Ce qui n’empêche pas aux Etats-Unis les critiques de s’indigner devant ces chiffres pharaoniques (la somme représente la moitié du PIB américain).
Avec son talent coutumier, Jon Stewart s’est saisi du sujet le 1er décembre dans son Daily Show sur Comedy Central.7 minutes de délire offusqué, avec comparatifs issus de Star Wars et sacrifice de chaton mignon…
Rappelant qu’aucun responsable de la crise financière n’a été jugé, Stewart intitule sa séquence : “Mais punaise, pourquoi Martha Stewart est-elle allée en prison ?”, en référence à une célébrissime présentatrice télé, spécialisée dans la bonne gestion de son intérieur, qui a été condamnée en 2004 à 5 mois de prison pour fraude boursière.
Il ironise fortement sur le fait que le plan Paulson (le Tarp en anglais, pour “Plan de liquidation des actifs douteux”) n’ait été que la face émergée de l’iceberg, et que presque personne n’ait été au courant, même si la Fed assure que tous les prêts ont été remboursés.
Bloomberg rappelle que plusieurs dirigeants de banques avaient déclaré publiquement que leur établissement était solide et ne craignait pas la crise, au moment même où ils bénéficiaient secrètement de l’aide de la Fed. L’article cite également plusieurs parlementaires, qui assurent qu’ils ne connaissaient pas les détails de ce plan de sauvetage très discret, qui avait lieu au moment même où ils négociaient le plan Paulson. Apparemment, même au Trésor américain, l’équivalent du ministère des Finances, seuls quelques rares initiés étaient mis au courant avec précision…
ALÉA MORAL
| La justification de la Fed est classique. William B. English, directeur du département des affaires monétaires, a expliqué à Bloomberg que ce programme était nécessaire : “Soutenir la stabilité des marchés financiers pendant les périodes de tension extrême est une fonction essentielle des banques centrales. Ces prêts ont permis d’empêcher un effondrement du système financier et de maintenir l’afflux du crédit pour les familles et les entreprises américaines.” (traduction d’Atlantico). Certes. Mais pour Bloomberg, ces mesures ont permis aux banques de gagner de l’argent, en réinvestissant l’argent, prêté à bas coût, ou en le prêtant à d’autres créanciers, à des taux bien supérieurs.
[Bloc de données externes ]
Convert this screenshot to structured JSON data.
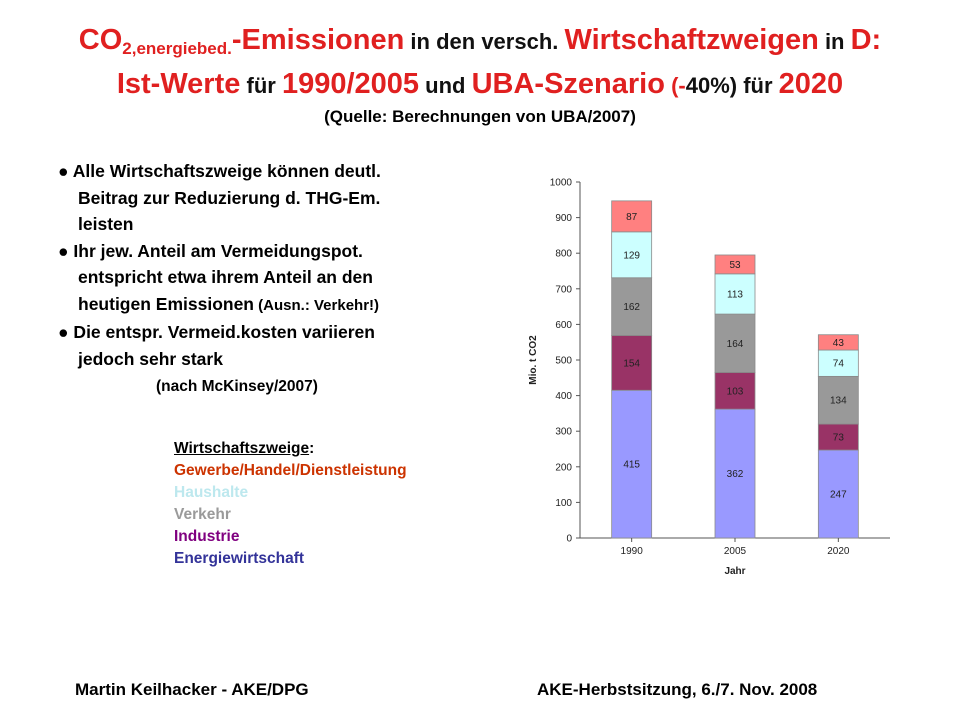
{
  "title": {
    "line1": {
      "co": "CO",
      "sub": "2,energiebed.",
      "a": "-Emissionen",
      "b": " in den versch. ",
      "c": "Wirtschaftzweigen",
      "d": " in ",
      "e": "D:"
    },
    "line2": {
      "a": "Ist-Werte",
      "b": " für ",
      "c": "1990/2005",
      "d": " und ",
      "e": "UBA-Szenario",
      "f": " (-",
      "g": "40%)",
      "h": " für ",
      "i": "2020"
    },
    "source": "(Quelle: Berechnungen von UBA/2007)"
  },
  "bullets": {
    "b1_l1": "● Alle Wirtschaftszweige können deutl.",
    "b1_l2": "Beitrag zur Reduzierung d. THG-Em.",
    "b1_l3": "leisten",
    "b2_l1": "● Ihr jew. Anteil am Vermeidungspot.",
    "b2_l2": "entspricht etwa ihrem Anteil an den",
    "b2_l3a": "heutigen Emissionen",
    "b2_l3b": " (Ausn.: Verkehr!)",
    "b3_l1": "● Die entspr. Vermeid.kosten variieren",
    "b3_l2": "jedoch sehr stark",
    "citation": "(nach McKinsey/2007)"
  },
  "legend": {
    "title": "Wirtschaftszweige",
    "colon": ":",
    "items": [
      {
        "label": "Gewerbe/Handel/Dienstleistung",
        "color": "#cc3300"
      },
      {
        "label": "Haushalte",
        "color": "#bde8ee"
      },
      {
        "label": "Verkehr",
        "color": "#9a9a9a"
      },
      {
        "label": "Industrie",
        "color": "#800080"
      },
      {
        "label": "Energiewirtschaft",
        "color": "#333399"
      }
    ]
  },
  "chart_data": {
    "type": "bar",
    "stacked": true,
    "categories": [
      "1990",
      "2005",
      "2020"
    ],
    "series": [
      {
        "key": "energie",
        "values": [
          415,
          362,
          247
        ],
        "color": "#9999ff"
      },
      {
        "key": "industrie",
        "values": [
          154,
          103,
          73
        ],
        "color": "#993366"
      },
      {
        "key": "verkehr",
        "values": [
          162,
          164,
          134
        ],
        "color": "#999999"
      },
      {
        "key": "haushalte",
        "values": [
          129,
          113,
          74
        ],
        "color": "#ccffff"
      },
      {
        "key": "gewerbe",
        "values": [
          87,
          53,
          43
        ],
        "color": "#ff8080"
      }
    ],
    "ylabel": "Mio. t  CO2",
    "xlabel": "Jahr",
    "ylim": [
      0,
      1000
    ],
    "yticks": [
      0,
      100,
      200,
      300,
      400,
      500,
      600,
      700,
      800,
      900,
      1000
    ],
    "grid": false
  },
  "footer": {
    "left": "Martin Keilhacker - AKE/DPG",
    "right": "AKE-Herbstsitzung, 6./7. Nov. 2008"
  }
}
L’article estime le gain sur deux ans à environ 13 milliards de dollars pour 190 banques, et à 4,8 milliards pour les six plus grosses banques, soit un quart de leurs profits totaux.Le blog économique du New York Times juge que cette estimation est surévaluée, et préfère souligner que sans les prêts secrets, la plupart des banques se seraient effondrées. |
Or, elles sont toujours là, accréditant un peu plus la thèse du “too big to fail”, qui désigne les établissements trop gros pour s’effondrer, les pouvoirs publics étant toujours prêts à mettre la main à la poche pour éviter qu’une grosse partie de l’épargne des citoyens ne s’évapore du jour au lendemain…
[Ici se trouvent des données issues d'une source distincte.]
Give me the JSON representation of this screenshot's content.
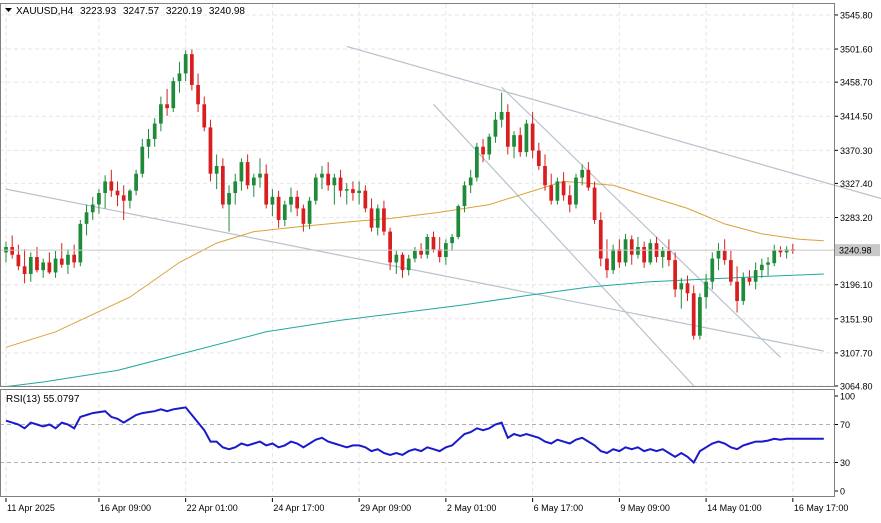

Sans aller jusqu’à épouser les thèses de Frédéric Lordon, qui estimait sur notre plateau que dans ce cas de figure, les banques devraient être nationalisées, Bloomberg estime que la situation est susceptible de créer ce que les économistes nomment un “aléa moral” : si les géants bancaires savent qu’ils seront toujours remis sur pied par l’Etat, ils prendront un maximum de risques, sans avoir à en subir le contrecoup, qui pourrait être fatal à une banque plus modeste. Une situation qui inquiète jusqu’au Congrès américain. Ces révélations de Bloomberg, en outre, ne vont certainement pas manquer de nourrir le débat sur la faiblesse des moyens dont dispose, en cas de crise, la BCE. Non seulement la Fed est armée d’un gros bazooka, mais on voit qu’elle l’utilise en secret.
Mise à jour – 15h45 : Comme signalé dans le forum de l’article, la Fed a répondu à Bloomberg, contestant notamment que le programme d’aides d’urgence ait été secret. Bloomberg y a répondu de façon détaillée, reprenant point par point les critiques de l’institution.